Ah! the Green Goddess! What is the fascination that makes her so adorable and
so terrible? Aleister Crowley
Sometimes known as the ” Green Fairy”, “Green Witch” and the “Green Devil”. Absinthe is a making a comeback, but there is a great deal of misinformation on what it is and what our little green fairy supposedly does. We will get into the hallucinations later. Absinthe is a high alcohol spirit; since it does not have added sugar it is not considered a liqueur. It can be colorless or can have the traditional green color, which is derived from the chlorophyll in the herbs used, Chlorophyll acts almost like tannins in a wine, creating a drying sensation at the side of the mouth. The green version is known as “la fee verte”
Like gin, cold compounding can be used to make a lower quality Absinthe, by the addition of essences and color to pure alcohol. There are so called Absinthe coming from Eastern Europe that is made this way. I have had some that where totally undrinkable. Some call it assbinthe.
Redistilling with grand wormwood, anise and fennel and other botanicals produces a proper Absinthe. Grande wormwood gives a slight bitter taste, fennel contributes licorice and sweetness. Anise gives the distinctive and defining flavor. Distillation integrates the flavors, giving a more uniform flavor profile.
Absinthe has a reputation of being psychotropic because the thujone in grand wormwood. Studies have shown that there is just not enough of it create a psychotropic reaction. There is also an urban legend that Absinthe acts on the same area of the brain as THC does. Once again an other study shows that it does not. Our little green girl is not as hazardous as her press makes out. By the way sage and rosemary also contain thujone.
Where did all the railing against Absinthe come from, and why our little green fairy was banned. In the mid eighteen hundreds Absinthe was cheap and was eating into the French wine market. The French wine industry to protect its profits, came out with a campaign, somewhat like prohibition to outlaw Absinthe. It used the press to vilify the product any way it could. A quote from the period “ Absinthe makes you crazy and criminal, provokes epilepsy and tuberculosis, and has killed thousands of French people. It makes a ferocious beast of man, a martyr of woman, and a degenerate of the infant, it disorganizes and ruins the family and menaces the future of the country.” Now, don’t you just want to try a glass of whatever it is that can cause all that mayhem and destruction? The French wine industry used its political might with lawmakers to ban Absinthe altogether. Our little green girl just about disappeared.

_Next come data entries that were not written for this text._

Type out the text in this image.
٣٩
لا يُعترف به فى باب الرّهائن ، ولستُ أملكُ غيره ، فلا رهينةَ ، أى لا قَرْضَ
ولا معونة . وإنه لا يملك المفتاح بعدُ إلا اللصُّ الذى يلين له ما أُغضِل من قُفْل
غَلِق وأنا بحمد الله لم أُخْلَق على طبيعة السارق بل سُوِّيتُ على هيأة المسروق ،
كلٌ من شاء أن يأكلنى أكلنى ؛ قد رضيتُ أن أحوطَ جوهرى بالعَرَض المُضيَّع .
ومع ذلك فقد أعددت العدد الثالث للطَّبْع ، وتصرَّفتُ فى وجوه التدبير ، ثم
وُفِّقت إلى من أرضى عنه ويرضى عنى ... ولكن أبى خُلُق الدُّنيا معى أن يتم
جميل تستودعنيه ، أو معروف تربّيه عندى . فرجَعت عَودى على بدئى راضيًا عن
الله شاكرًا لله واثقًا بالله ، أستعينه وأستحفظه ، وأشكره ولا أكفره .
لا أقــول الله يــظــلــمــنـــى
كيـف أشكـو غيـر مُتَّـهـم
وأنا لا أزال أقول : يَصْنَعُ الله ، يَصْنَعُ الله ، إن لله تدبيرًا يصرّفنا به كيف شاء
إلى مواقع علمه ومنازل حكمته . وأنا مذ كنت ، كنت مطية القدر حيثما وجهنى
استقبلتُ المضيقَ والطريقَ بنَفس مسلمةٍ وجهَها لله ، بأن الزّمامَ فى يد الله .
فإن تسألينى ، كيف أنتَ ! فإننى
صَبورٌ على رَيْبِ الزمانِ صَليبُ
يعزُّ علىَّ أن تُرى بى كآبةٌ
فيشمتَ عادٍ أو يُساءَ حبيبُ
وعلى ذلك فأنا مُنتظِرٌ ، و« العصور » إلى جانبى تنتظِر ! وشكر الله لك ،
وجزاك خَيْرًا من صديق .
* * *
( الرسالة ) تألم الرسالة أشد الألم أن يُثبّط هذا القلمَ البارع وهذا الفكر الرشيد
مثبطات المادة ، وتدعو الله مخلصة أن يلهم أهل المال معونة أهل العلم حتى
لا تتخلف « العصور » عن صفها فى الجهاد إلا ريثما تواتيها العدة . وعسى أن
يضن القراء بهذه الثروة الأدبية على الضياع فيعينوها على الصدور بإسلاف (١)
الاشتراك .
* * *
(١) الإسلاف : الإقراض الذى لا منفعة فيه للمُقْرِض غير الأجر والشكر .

Abinthe also had a reputation as being bohemian, and a drink of deranged poets and artists. The little fairy kept some strange company. Toulouse Lautrec was known to drink six bottles a day. Lautrec also invented the earthquake, three oz of cognac and three oz of Absinthe. If you drink that much of a high alcohol spirit, possibly you are going to get a little deranged. Lautrec and others where pointed out as examples of what Absinthe could do to the mind. Oscar Wilde had a quote “Absinthe has a wonderful colour, green. A glass of absinthe is as poetical as anything in the world. What difference is there between a glass of absinthe and a sunset’ This was after drinking all day. Hemingway was quoted in letter “Got tight last night on absinthe and did knife tricks. Great success shooting the knife underhand into the piano. The woodworms are so bad and eat hell out of all the furniture that you can always claim the woodworms did it”
In 1912 Absinthe was banned in the US. France finally banned it in 1915. However in 1972 the law was changed in the US,banning products containing more than 10 milligrams of thujone. It just took awhile for everyone to figure out that most Absinthes have less than 10 milligrams of thujone. Once everyone found out through testing the thujone level in most Absinthes, and being below the limit it became legal. The green fairy made a comeback.
The traditional way of serving Absinthe is a wonderful ritual. A slotted spoon is placed over a glass, a sugar cube on the spoon and water dripped over the sugar cube. An effect called louching happens, the Absinthe turns cloudy. Some of the spoons are works of art in the own right and have become collector’s items.
Remarkably in British Columbia there is no upper limit on thujone levels
We have a highly recommend Absinthe made in British Columbia called Taboo. As a side note Canada has never had a ban on Absinthe.
I like Hemmingway’s recipe so I will quote him directly.
“ Pour one jigger absinthe into a Champagne glass. Add iced Champagne until it attains the proper opalescent milkiness. Drink three to five of these slowly. I heartily recommend drinking less than five of these, and you may also try pouring the absinthe on top instead; some brands of absinthe will float for a time on the Champagne, and this makes a nifty visual effect.”
Be careful with knives if you are having more than one.